Things are okay until Richard’s hunting buddies show up a day early. Do I really need to go on? I mean, “hunting buddies” should be enough, but Jen decides to keep partying with this macho claque. And if that includes wearing next to nothing while dancing around them like a manic sex pixie, they shouldn’t make assumption­s. They do, though, and when Richard leaves for a few hours, Fargeat sets in motion a cruel match that’s as much about sexual politics as about survival.

This is where the young filmmaker shows talent for more than bloody provocatio­n and wide-screen geometry: the instigator (Vincent Colombe) turns out to be the least violence-prone of the three; the nonpartici­pant (Guillaume Bouchède) is a sadist; and the supposed boyfriend is the one who wants her erased from the picture. What follows is a kind of Tomb Raider– meets– Mad Max: Fury Road, with our pussycat heroine reborn as an avenging angel. She even ends up with scars that resemble gothic wings.
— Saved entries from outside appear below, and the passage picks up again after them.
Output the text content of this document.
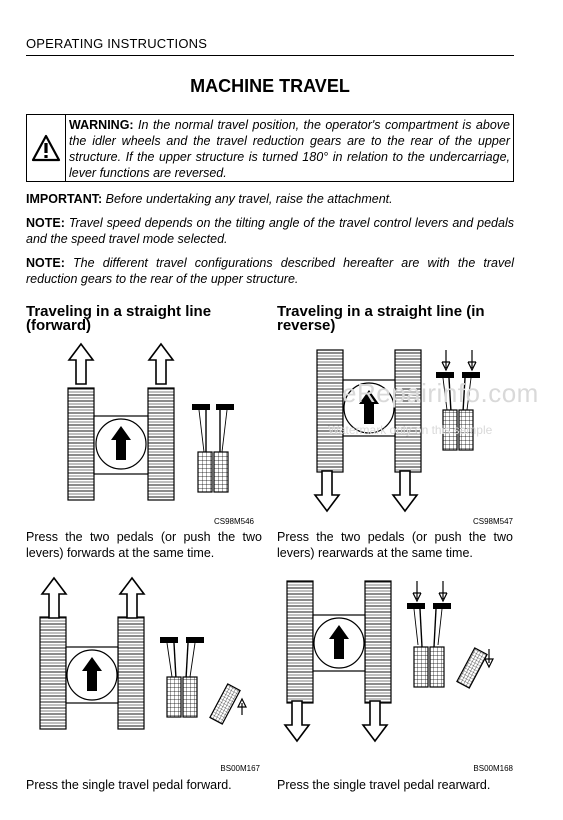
OPERATING INSTRUCTIONS
MACHINE TRAVEL
WARNING: In the normal travel position, the operator's compartment is above the idler wheels and the travel reduction gears are to the rear of the upper structure. If the upper structure is turned 180° in relation to the undercarriage, lever functions are reversed.
IMPORTANT: Before undertaking any travel, raise the attachment.
NOTE: Travel speed depends on the tilting angle of the travel control levers and pedals and the speed travel mode selected.
NOTE: The different travel configurations described hereafter are with the travel reduction gears to the rear of the upper structure.
Traveling in a straight line (forward)
Traveling in a straight line (in reverse)
CS98M546	CS98M547
eRepairinfo.com
Watermark only on this sample
Press the two pedals (or push the two levers) forwards at the same time.
Press the two pedals (or push the two levers) rearwards at the same time.
BS00M167	BS00M168
Press the single travel pedal forward.	Press the single travel pedal rearward.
The pain comes amid techno music and rapid-fire editing, and some tropes are upended in striking ways. The principal male antagonist, for example, spends the last battle entirely naked. Some viewers will certainly find the whole subject too loaded a topic for even the most kinetic comeuppanc­e. But there’s a case to be made for adrenaline as an antidote to toxic masculinit­y.